Since starting her career as an industrial relations lawyer in Perth, Willmott has worked with some impressive leaders in high profile roles. She was Senior Executive for Fortescue Chairman Andrew Forrest, and for the Melbourne Commonwealth Games, and Chief of Staff to WA Premiers Richard Court and Colin Barnett.

She says the most effective leaders she has seen had a clear vision that they were able to effectively communicate.

“The leaders I’ve seen have that vision which they totally believe is achievable, and they totally believe that it’s really important to everybody involved that it is achieved,” she says.

“Those leaders also inspire people to do things and reach targets they never believed they could.”

Willmott said she had seen the impact positivity had on the leaders she had worked with and had tried to implement that optimism throughout her own leadership roles.

“Some of the leaders I have worked with have confessed to me well after the event that they did have doubts, but at the time nobody saw them,” she said.

“I make an effort to be positive and optimistic. Some days you don’t feel particularly energetic but you need to find that energy.”

When asked how she found so much professional success, Willmott said her tactic was a simple one: “My approach has always just been doing your best every day and opportunities will come along.”

“I think my career shows that I’ve always been interested in new opportunities and I would say those opportunities have come because I’ve tried to work really hard to achieve things on the way.”

Gender equality is a passion for Willmott and she told the crowd that when she entered law, the balance was way off. But fortunately, she had always felt she had been able to progress her career.

“When I left university, there were more women in law school than men but within the profession there were no women partners, no women judges and no women on senior counsel,” she said.

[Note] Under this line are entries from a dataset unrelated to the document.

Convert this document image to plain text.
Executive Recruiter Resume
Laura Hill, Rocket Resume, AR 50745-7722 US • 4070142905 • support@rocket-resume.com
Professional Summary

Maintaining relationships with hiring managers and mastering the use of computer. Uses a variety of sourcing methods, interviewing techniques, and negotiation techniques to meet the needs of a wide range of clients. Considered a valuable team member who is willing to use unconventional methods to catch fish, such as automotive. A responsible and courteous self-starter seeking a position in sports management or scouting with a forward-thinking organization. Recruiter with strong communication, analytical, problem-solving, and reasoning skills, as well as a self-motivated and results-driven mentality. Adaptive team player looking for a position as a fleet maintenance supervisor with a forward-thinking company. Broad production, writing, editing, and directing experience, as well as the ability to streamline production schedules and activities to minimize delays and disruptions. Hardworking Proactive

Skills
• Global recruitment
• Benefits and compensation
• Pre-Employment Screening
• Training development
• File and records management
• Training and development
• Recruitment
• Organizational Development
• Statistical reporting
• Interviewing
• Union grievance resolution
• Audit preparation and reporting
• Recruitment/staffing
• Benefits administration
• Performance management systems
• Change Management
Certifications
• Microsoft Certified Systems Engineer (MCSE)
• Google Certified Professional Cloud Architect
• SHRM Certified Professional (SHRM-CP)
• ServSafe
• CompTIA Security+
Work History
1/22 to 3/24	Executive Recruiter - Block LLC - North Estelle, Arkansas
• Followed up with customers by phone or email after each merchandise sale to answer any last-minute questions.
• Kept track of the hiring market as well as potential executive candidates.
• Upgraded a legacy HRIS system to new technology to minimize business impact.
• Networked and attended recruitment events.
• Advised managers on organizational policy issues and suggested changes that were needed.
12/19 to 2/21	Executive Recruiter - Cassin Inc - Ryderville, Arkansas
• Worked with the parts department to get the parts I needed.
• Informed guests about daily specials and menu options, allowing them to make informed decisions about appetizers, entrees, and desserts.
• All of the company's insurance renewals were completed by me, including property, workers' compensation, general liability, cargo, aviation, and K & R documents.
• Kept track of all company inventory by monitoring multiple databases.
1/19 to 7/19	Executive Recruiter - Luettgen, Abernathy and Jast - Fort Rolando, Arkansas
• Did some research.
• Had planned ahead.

She said something isn’t working in the current workforce and it needed to be addressed, which is why she joined the group CEOs for Gender Equity.

“I look around now and I say: ‘Where is everybody and why is the research telling us that women are still dropping out of law and engineering and various industries four or five years into their careers?’,” she said.

“Why does WA still have the worst pay gap in Australia? Individuals can tell a very positive story but the data shows something is still not working.”

Wilmott confirmed her last day at the helm of CCI would be 23 February  2018 and that she would focus on family and other board positions.